Сперва все было хорошо, может быть, потому, что шли картины из иностранной жизни и мама оставалась равнодушной к страданиям чуждых ей «королев полусвета». Но потом содержатель кино нашел где-то в самом Лопахине много русских картин с участием Мозжухина и Веры Холодной, и мама так увлеклась, что ни о чем больше не могла ни думать, ни говорить. Каждый вечер, возвращаясь из кино, она приглашала Марию Петровну и Надежду Петровну и, помолодевшая, повеселевшая, с воодушевлением рассказывала очередную фильму – тогда говорили не фильм, а фильма. Особенно сильные сцены она изображала в лицах и однажды чуть не выбросилась через окно, играя Лисенко в «Не подходите к ней с расспросами…» – это была знаменитая фильма.
Это повторилось совсем недавно, когда мама вдруг затосковала по Петрограду, по Нарвской заставе, вообще по тем годам, когда она работала у мадам Бризак за восемь с полтиной в месяц. Я стала доказывать, что это политическая незрелость, но она ответила: «Ах, Танечка, ты не понимаешь, я была тогда молода!» Давным-давно она не вспоминала о Василии Алексеевиче Быстрове, а тут вдруг села писать ему на Путиловский завод и рассердилась, когда я стала подшучивать, что этот загадочный Василий Алексеевич, наверно, был в нее когда-то влюблен. Две недели только и было разговоров о том, что летом мама возьмет отпуск, поедет со мной в Петроград и найдет Василия Алексеевича, который теперь, после революции, по маминому мнению, должен был стать по меньшей мере председателем горсовета.

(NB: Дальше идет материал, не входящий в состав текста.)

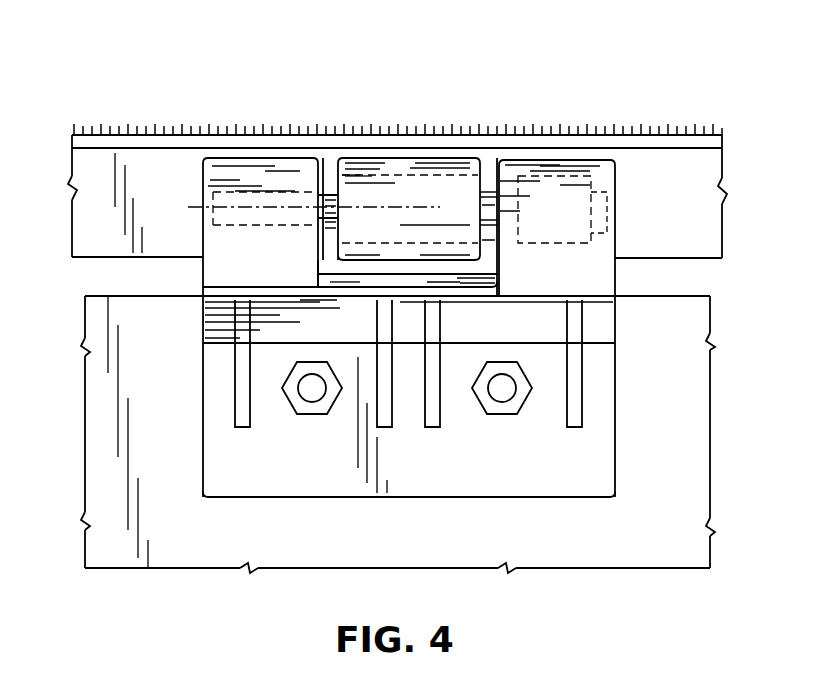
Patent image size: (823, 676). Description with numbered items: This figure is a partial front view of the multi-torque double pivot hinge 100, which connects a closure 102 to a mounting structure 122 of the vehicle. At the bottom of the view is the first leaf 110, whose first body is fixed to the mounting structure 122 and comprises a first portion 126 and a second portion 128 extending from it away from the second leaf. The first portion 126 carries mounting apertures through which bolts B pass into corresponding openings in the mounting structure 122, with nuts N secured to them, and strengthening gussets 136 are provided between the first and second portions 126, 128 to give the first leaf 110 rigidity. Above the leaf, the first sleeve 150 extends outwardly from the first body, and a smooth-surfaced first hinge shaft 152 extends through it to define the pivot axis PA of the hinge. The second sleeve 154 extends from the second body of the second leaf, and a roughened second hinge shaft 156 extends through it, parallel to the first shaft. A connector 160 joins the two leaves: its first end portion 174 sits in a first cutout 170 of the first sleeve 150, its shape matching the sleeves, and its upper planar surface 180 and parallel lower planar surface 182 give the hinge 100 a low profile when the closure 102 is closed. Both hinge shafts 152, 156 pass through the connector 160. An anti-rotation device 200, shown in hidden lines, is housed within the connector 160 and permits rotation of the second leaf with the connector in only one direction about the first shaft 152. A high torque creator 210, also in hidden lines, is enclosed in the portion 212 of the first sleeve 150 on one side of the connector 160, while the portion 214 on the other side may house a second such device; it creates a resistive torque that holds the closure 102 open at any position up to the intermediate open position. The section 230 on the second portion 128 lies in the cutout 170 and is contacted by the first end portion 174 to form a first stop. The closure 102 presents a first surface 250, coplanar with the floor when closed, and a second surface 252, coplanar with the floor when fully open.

The multi-torque double pivot hinge 100 is at (656, 189).
The closure 102 is at (73, 162).
The first leaf 110 is at (582, 490).
The mounting structure 122 is at (693, 463).
The first portion 126 is at (592, 465).
The second portion 128 is at (600, 337).
The strengthening members or gussets 136 is at (242, 408).
The first sleeve 150 is at (604, 160).
The first hinge shaft 152 is at (330, 221).
The second sleeve 154 is at (493, 165).
The second hinge shaft 156 is at (331, 178).
The connector 160 is at (445, 158).
The first cutout 170 is at (488, 165).
The first end portion 174 is at (353, 167).
The upper planar surface 180 is at (393, 157).
The lower planar surface 182 is at (452, 261).
The anti-rotation device 200 is at (407, 175).
The high torque creator 210 is at (608, 233).
The portion of the first sleeve 212 is at (562, 162).
The portion of the first sleeve 214 is at (254, 181).
The section 230 is at (373, 283).
The first surface 250 is at (132, 123).
The second surface 252 is at (93, 260).
The pivot axis PA is at (188, 207).
The bolts B is at (310, 393).
The nuts N is at (320, 413).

Но вот кончилось и это увлечение, и в несколько дней мама так изменилась, что ее стало трудно узнать. Скучная, усталая, она бродила по комнате и жаловалась на сердце. Какой-то врач велел ей прикладывать к сердцу блин из белой глины, и каждый день она прикладывала этот блин, но сердце не проходило.
Вот о чем мне непременно нужно было рассказать Мите!
Но было уже поздно, потому что он сказал весело:
– А теперь я послушаю Наталью Тихоновну, а этих девушек мы попросим исчезнуть как дым.
Он ласково взглянул на Глашеньку и прибавил извиняющимся голосом:
– На десять минут.
Десять минут! Еще из передней услышав Глашенькин голос, я решила, что даже если мне придется умереть, все равно я попрошу у нее прощения и расскажу обо всем. Но я не знала, что она будет сидеть молча и лишь едва-едва снисходительно улыбаться в ответ на Митины, такие остроумные, шутки. Я не знала, что у меня каждую минуту будет останавливаться от волнения сердце – от волнения и непонятного чувства, казавшегося мне ненавистью к Глашеньке – к Глашеньке, которая была не виновата ни в чем!
Словом, в ту минуту, когда мы вышли в переднюю и, небрежно оглянувшись, уселись на сундук, еще недавно принадлежавший прокурору судебной палаты, я почувствовала, что мне гораздо легче проглотить язык, чем произнести хоть слово.
– Глафира Сергеевна, – помолчав, пробормотала я сдавленным голосом, – я хотела сказать, что это я провалила вас на школьном совете. Я голосовала против вас, и как раз одного голоса не хватило.